Every time I return to Italy feels like I’m coming home. There’s this surge of familiarity that hits me as soon as I step onto Italian soil and I suddenly feel comfortable in what other people might call a foreign land. Do I know any family members that are still living in Italy? Unfortunately no. Are my Italian language skills exemplary? Not by a long shot. But, still, I think there’s something in the air here that takes away the “stranger”-ness in me and allows me to really bask in the culture of the country of my ancestors.
Since it is currently prime tourist season in Italy, the streets are a sea of strangers, all coming from different places speaking in different languages, but all trying to find those major spots like the Piazza Colonna in Rome, the Duomo in Milan, the Ponte Rialto in Venice, or the Palazzo Vecchio in Florence. I am at the present moment on spring break, backpacking around Italy and Greece with some friends and, in the midst of running to those big sites, there are those quiet moments sitting along the Venetian docks or just meandering around the streets of Milan that allow us to really feel at one with the city; that we somehow belong, at least for the few days that we’re there.
So, needless to say, we’ve interacted with a lot of fellow travelers in the past couple of days, but I wouldn’t exactly call all of them “strangers”. Simmel talks about that weird sense of openness and intimacy that comes with these kind of on-the-spot relationships, the freedom of sharing what would usually be considered secrets between only the closest of friends. I have actually lost count of how many “fast friends” I’ve made during this trip. I’m a very bubbly extrovert (I have the Myers-Briggs test results to prove it), and, for me, when I feel at all uncomfortable or if things get too quiet, I’ll usually just chat up the person nearest to me- even if I have never met them before in my life.
Because of this weird quirk I possess, I’ve had some pretty unusual experiences involving these quote-unquote strangers within my current travels. In Venice, my friends and I ended up sharing a gondola ride with a super-friendly family from Hong Kong with whom we took many group photos and then asked for our Facebook information so we could try to meet up when they’re next in New York. During our first meal in Athens, these UMass Amherst boys who sat behind us began asking us questions about what to do in the city, and, not only did we spent the entire lunch trading college tales, but we also traded Facebooks and we hung out later that day. Athens also featured new companions like the nice jewelry store owner whose shop we visited every day and who gave us cheaper prices each time we came back, as well as the aunt who ran up to me in front of the Parthenon to say that she has the same Target skirt that I was wearing.
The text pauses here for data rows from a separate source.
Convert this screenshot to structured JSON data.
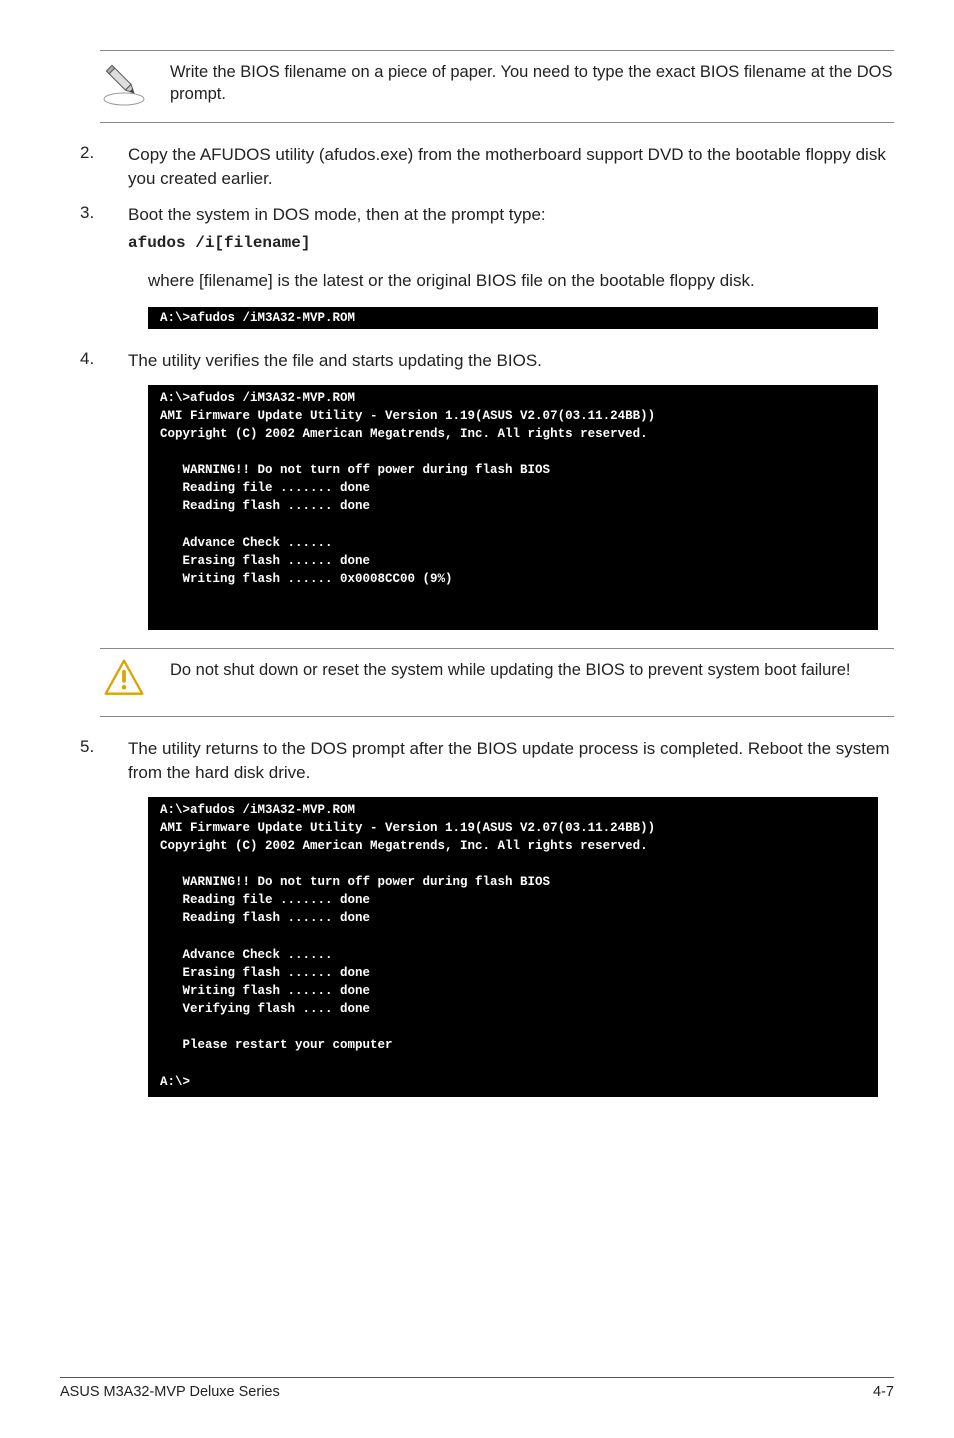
{
  "note1": "Write the BIOS filename on a piece of paper. You need to type the exact BIOS filename at the DOS prompt.",
  "step2": "Copy the AFUDOS utility (afudos.exe) from the motherboard support DVD to the bootable floppy disk you created earlier.",
  "step3": "Boot the system in DOS mode, then at the prompt type:",
  "step3_cmd": "afudos /i[filename]",
  "step3_desc": "where [filename] is the latest or the original BIOS file on the bootable floppy disk.",
  "term1": "A:\\>afudos /iM3A32-MVP.ROM",
  "step4": "The utility verifies the file and starts updating the BIOS.",
  "term2": "A:\\>afudos /iM3A32-MVP.ROM\nAMI Firmware Update Utility - Version 1.19(ASUS V2.07(03.11.24BB))\nCopyright (C) 2002 American Megatrends, Inc. All rights reserved.\n\n   WARNING!! Do not turn off power during flash BIOS\n   Reading file ....... done\n   Reading flash ...... done\n\n   Advance Check ......\n   Erasing flash ...... done\n   Writing flash ...... 0x0008CC00 (9%)\n\n\n",
  "warn1": "Do not shut down or reset the system while updating the BIOS to prevent system boot failure!",
  "step5": "The utility returns to the DOS prompt after the BIOS update process is completed. Reboot the system from the hard disk drive.",
  "term3": "A:\\>afudos /iM3A32-MVP.ROM\nAMI Firmware Update Utility - Version 1.19(ASUS V2.07(03.11.24BB))\nCopyright (C) 2002 American Megatrends, Inc. All rights reserved.\n\n   WARNING!! Do not turn off power during flash BIOS\n   Reading file ....... done\n   Reading flash ...... done\n\n   Advance Check ......\n   Erasing flash ...... done\n   Writing flash ...... done\n   Verifying flash .... done\n\n   Please restart your computer\n\nA:\\>",
  "footer_left": "ASUS M3A32-MVP Deluxe Series",
  "footer_right": "4-7",
  "nums": {
    "n2": "2.",
    "n3": "3.",
    "n4": "4.",
    "n5": "5."
  }
}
In Florence, we had the most amount of these instant relationships. For example, while taking a cooking class on a Tuscan villa, my one friend and I became close with three newly engaged couples- one of the wives was very eager to have her husband learn all of the tricks in order for him to share in the kitchen duties. We also met a woman who has been backpacking around the world for five months, a man who was supposed to go to a wedding in Rome but it was cancelled so now he’s just on an impromptu holiday, a group of college girls desperate for the unlimited wine, and a group of middle-aged women who shared that same sentiment. We particularly bonded with a couple from New Hope, Alabama; the husband, William, owns his own American grill there and he and his wife were taking the class to help improve the menu at his place.
Our fondest memory of William and his wife, and perhaps the highlight of our entire trip as well, was during the meal when William announced that he wanted to tell all of us college kids something very important, something that he said “would probably save our lives one day”. We immediately stopped talking and attentively listened to what he had to say, thinking he was going to tell us how to fix a flat tire or hot-wire a car in case of emergencies or some other useful life lesson. Instead, he tells us about the time he and his college buddy turned his car into a moving keg by filling the anti-freeze container with grain alcohol and then rerouting the hose to pour the alcohol directly into a flask in the passenger seat (please don’t ask me to explain the mechanics behind this).
The moral of the story: talk to strangers. You’ll learn a lot of weird things and have some pretty amazing experiences.